Murwillumbah-based epidemiologist Dr Henning Liljeqvist and Coast doctor Bill Anseline, whose Hemisphere Management Group devises Covid-safe plans for film, TV, entertainment sports and other industries, are pushing for a rapid antigen test trial on the border.
It comes after an eighth interstate truck driver tested positive for Covid after entering Queensland, sparking another contact tracing emergency.
The introduction of rapid antigen tests, which take about 15 minutes compared to hours or even days for ‘gold-standard’ PCR tests and cost only about $30, is gathering pace in Australia after being used extensively overseas.
Western Australia has introduced rapid testing on the South Australian border for “extreme risk” truckies while NSW Health is also trialling the technology.
Federal Health Minister Greg Hunt this week said he hoped the rapid tests would soon be approved for home use by the Therapeutic Drugs Administration.

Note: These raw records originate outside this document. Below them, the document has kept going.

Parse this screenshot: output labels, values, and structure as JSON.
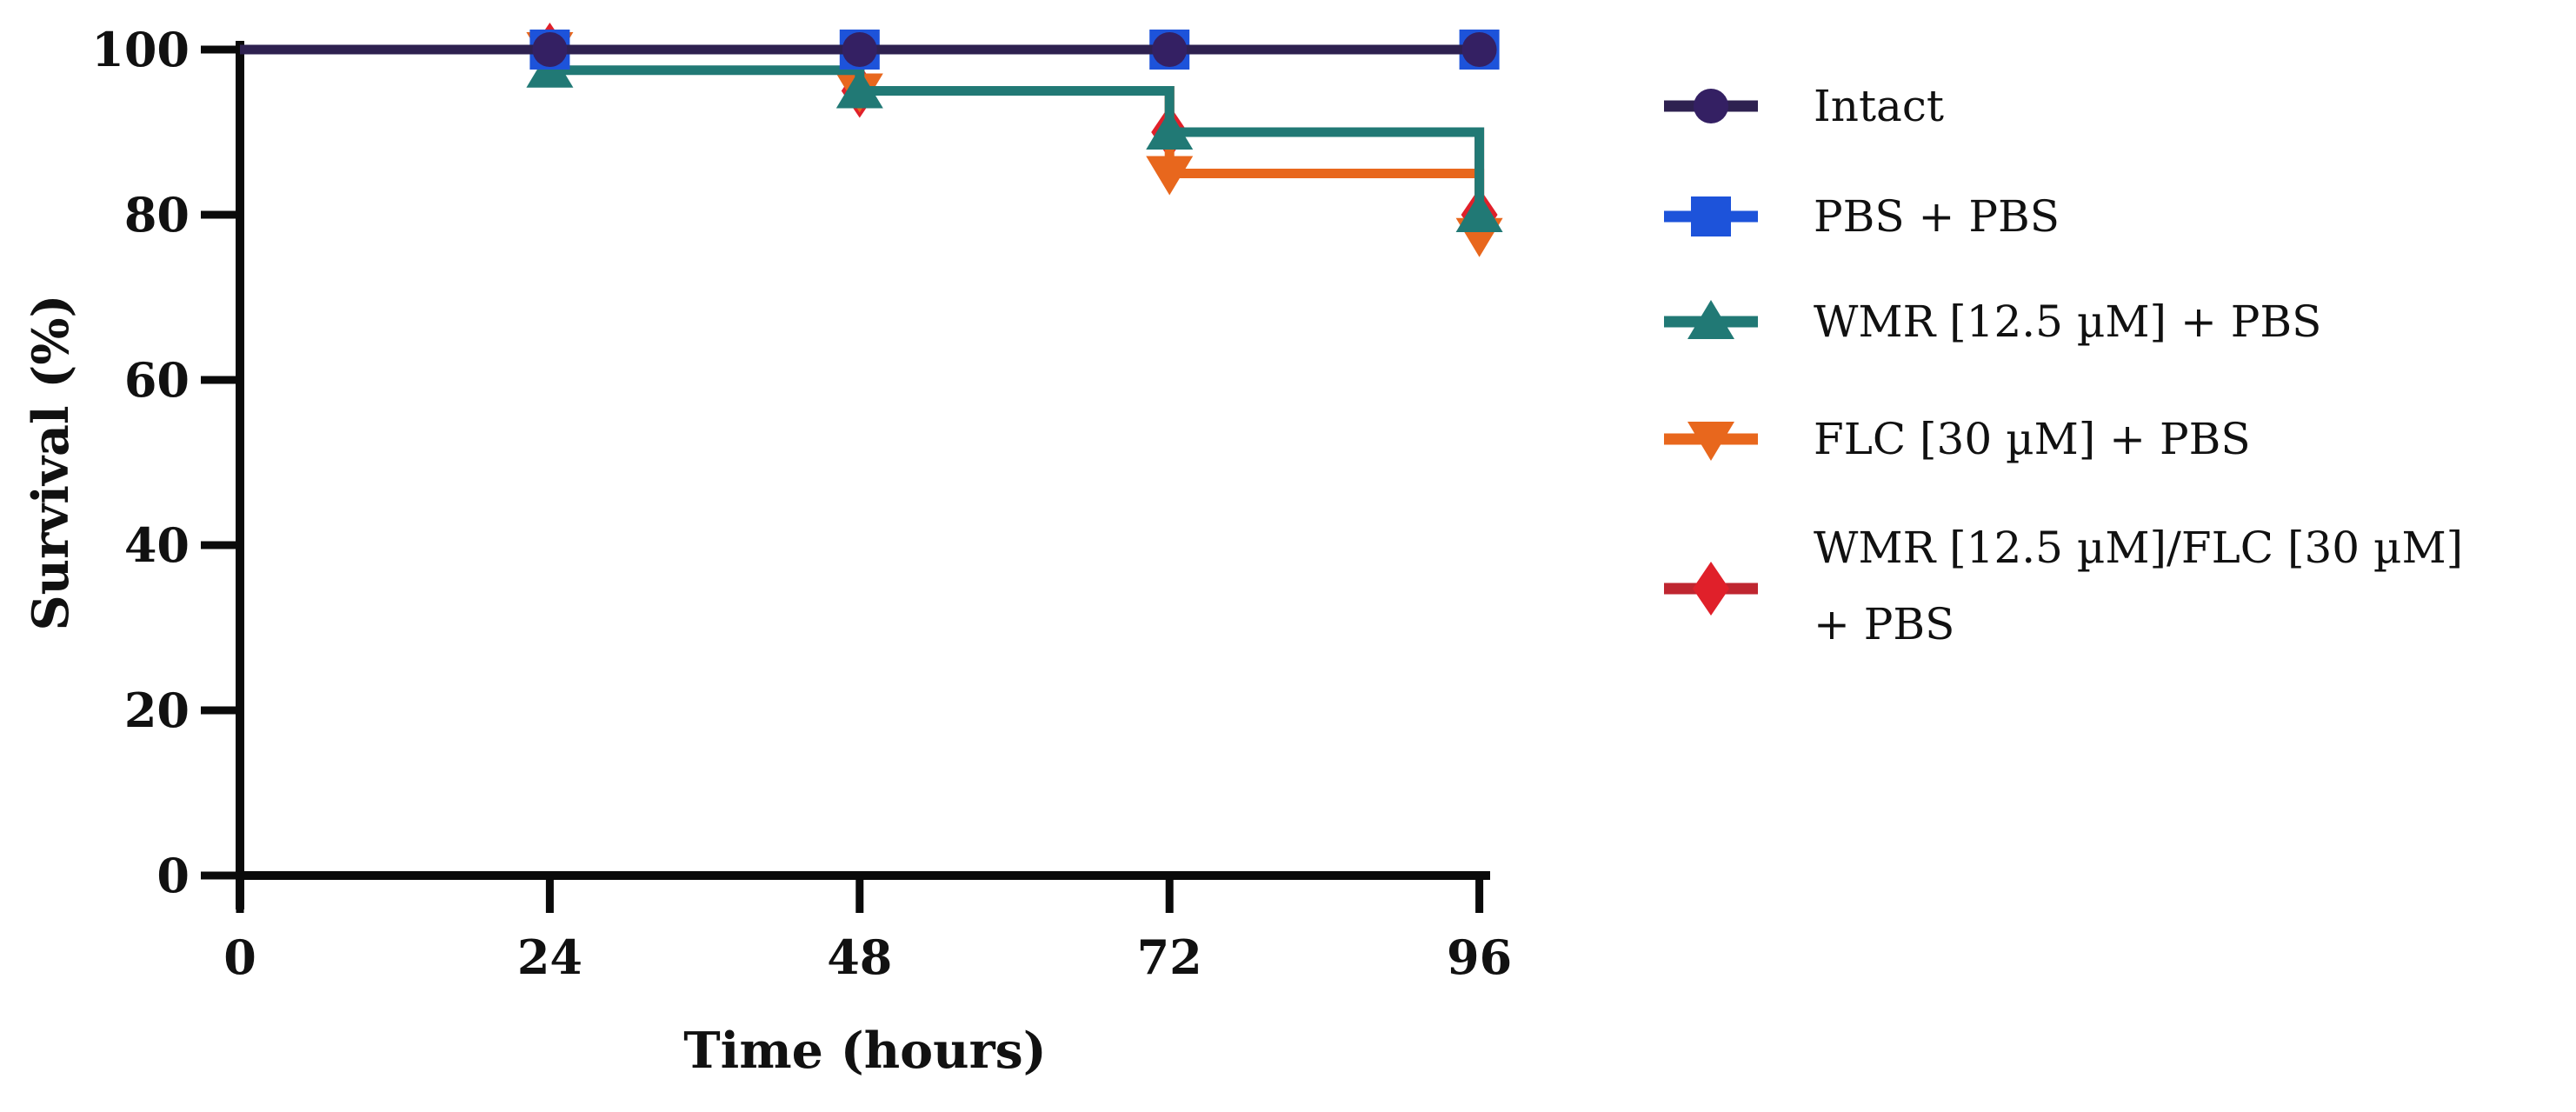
{
  "figure": {
    "background": "#ffffff",
    "axis_color": "#0a0a0a",
    "text_color": "#111111"
  },
  "chart_data": {
    "type": "line",
    "subtype": "survival-step",
    "title": "",
    "xlabel": "Time (hours)",
    "ylabel": "Survival (%)",
    "x": [
      0,
      24,
      48,
      72,
      96
    ],
    "xticks": [
      "0",
      "24",
      "48",
      "72",
      "96"
    ],
    "yticks": [
      "0",
      "20",
      "40",
      "60",
      "80",
      "100"
    ],
    "ytick_values": [
      0,
      20,
      40,
      60,
      80,
      100
    ],
    "xlim": [
      0,
      96
    ],
    "ylim": [
      0,
      100
    ],
    "grid": false,
    "legend_position": "right",
    "step": "post",
    "series": [
      {
        "name": "Intact",
        "label_lines": [
          "Intact"
        ],
        "marker": "circle",
        "marker_icon": "circle-icon",
        "color": "#342063",
        "line_color": "#2e2150",
        "values": [
          100,
          100,
          100,
          100,
          100
        ]
      },
      {
        "name": "PBS + PBS",
        "label_lines": [
          "PBS + PBS"
        ],
        "marker": "square",
        "marker_icon": "square-icon",
        "color": "#1d53da",
        "line_color": "#1d53da",
        "values": [
          100,
          100,
          100,
          100,
          100
        ]
      },
      {
        "name": "WMR [12.5 µM] + PBS",
        "label_lines": [
          "WMR [12.5 µM] + PBS"
        ],
        "marker": "triangle-up",
        "marker_icon": "triangle-up-icon",
        "color": "#217975",
        "line_color": "#217975",
        "values": [
          100,
          97.5,
          95,
          90,
          80
        ]
      },
      {
        "name": "FLC [30 µM] + PBS",
        "label_lines": [
          "FLC [30 µM] + PBS"
        ],
        "marker": "triangle-down",
        "marker_icon": "triangle-down-icon",
        "color": "#e8671d",
        "line_color": "#e8671d",
        "values": [
          100,
          100,
          95,
          85,
          77.5
        ]
      },
      {
        "name": "WMR [12.5 µM]/FLC [30 µM] + PBS",
        "label_lines": [
          "WMR [12.5 µM]/FLC [30 µM]",
          "+ PBS"
        ],
        "marker": "diamond",
        "marker_icon": "diamond-icon",
        "color": "#e0202a",
        "line_color": "#bf2630",
        "values": [
          100,
          100,
          95,
          90,
          80
        ]
      }
    ]
  }
}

Dr Anseline, who is working with state governments and major companies to set up rapid antigen testing, said Covid-carrying truckies posed a significant threat to Queensland.
He said rapid testing at the border could immediately identify virus-positive drivers before they entered the state.
The tests could also detect Covid in vaccinated people and stop them from becoming “phantom spreaders” of the virus to the millions of unvaccinated.
“Vaccination is an important tool in a suite of responses that we will need to cope with the evolving epidemic, but we in Australia are treating it as if it is the only tool,” he said.
“Rapid antigen testing offers us another powerful tool for the mix. It does not replace the more accurate but time-consuming and expensive PCR tests, but it does allow agile decision making in ways that the delayed-result PCR testing does not.”
Dr Liljeqvist, who has helped Opera Australia and major TV productions carry out rapid Covid tests on cast and crew to keep them operating through the pandemic, said wider use of rapid tests would be another line of defence and ‘facilitate a greater reopening of society’.
“We know that vaccinated people can still catch the virus and spread it … so it’s important we test vaccinated people as well,” he said.
“Until we get a much higher vaccination rate, we still need to test everybody. Rapid antigen testing does not compete with PCR testing, it complements it. You also end up testing a lot of people that otherwise would not be tested.”
Dr Liljeqvist said truckies could be rapid-tested by their employers before they drove, with the results sent to border health officials to avoid congestion at the checkpoints.